This article describes the guiding principles that the committers of Epsilon follow.
In-keeping with agile development principles, we don't use a strict/heavy-weight development process. Each member of the development team is free to use quite different approaches to software development. However, we aim to follow the following principles to ensure that there is a basic level of consistency across the Epsilon platform and its development.
Be mindful of different use cases: design, implementation and evolution of the platform respects that Epsilon can be used in different environments (from Eclipse or stand-alone) and on different operating systems (Windows, Linux, Mac OS); and that Epsilon programs can be invoked in different manners (Eclipse launch configurations, Ant tasks, programmatically).
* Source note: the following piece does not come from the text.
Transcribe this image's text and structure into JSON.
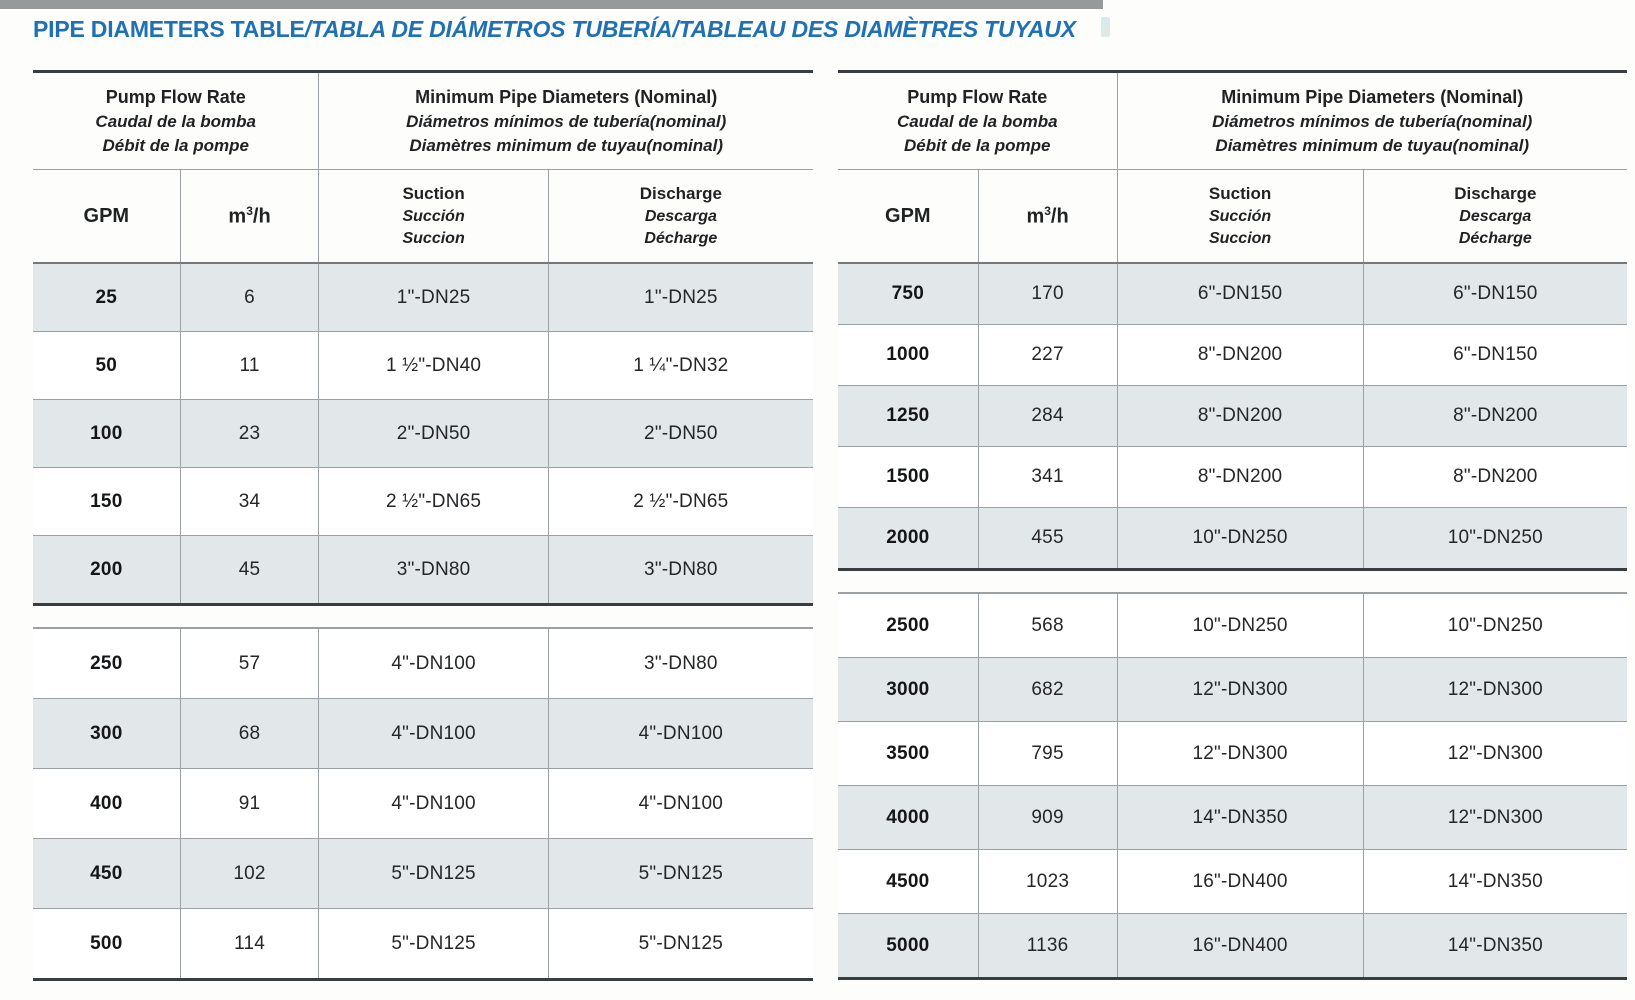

Maintain backwards-compatibility: the APIs exposed by Epsilon should be stable. Changes should not break client code. We use deprecation to warn users that an API has changed, and might be changed in a breaking manner in a future version of Epsilon.
Collectively own the code: all of the code is owned by the entire team, and anybody can make changes anywhere. Often, we work together on changes to the core of the platform, or to languages that a particular committer has developed initially (e.g., we might work closely with Antonio on a change to EUnit, because Antonio has done most of the recent work on EUnit).
Collaborate on design: although we rarely practice "live" pair programming, we do share patches and discuss important design decisions internally.
Adhere to code conventions: we do not place opening brackets on their own line.
Favour automated testing: to provide some assurance that we are shipping working code, we include automated tests along with feature code.
Favour testing over testing-first: although we appreciate the benefits of test-first and test-driven development, we do not always develop tests first, often preferring peer review to make design decisions.
Everyone uses the same testing frameworks: currently we favour JUnit 4 and Mockito for testing and mocking, respectively. Older code might still use other libraries (e.g. JUnit 3 and JMock), and we aim to replace these when we encounter them.
Trace changes using Bugzilla: we use Bugzilla to document and discuss design and implementation changes. We often raise our own bugs. We use bug numbers in commit messages to maintain trace links between the code and discussions about the code.
Adhere to Bugzilla conventions: we follow a small set of Bugzilla conventions.
Source Code Management
Describe commits with meaningful messages: to ensure that the history of the code can be understood by every member of the team, we endeavour to make our commit messages understandable and traceable. Metadata is often include in commit messages, for example: "[EOL] Fixes bug #123456, which prevented the creation of widgets."
Avoid large commits: to ensure that the history of the code can be understood by every member of the team, we favour breaking large commits into smaller consecutive commits.
Favour distributed version control: to make use of 2-stage commits and cheap local branching, we recommend using git-svn as a client for the Subversion repository.
Avoid branching on the server: when using git-svn, we typically use local branching rather than remote branching, because branching and switching between branches takes longer with Subversion (because it requires communication with the server).
No forum post goes unanswered: to maintain and foster the community around Epsilon, we answer every question on the user forum.
Encourage users to produce minimal examples: if we need to reproduce a user's issue, we will often ask for a minimal example to aid in debugging. We have found this to be effective because it allows us to focus most of our time on fixing issues, and because users sometimes discover the solution to their issue while producing the minimal example.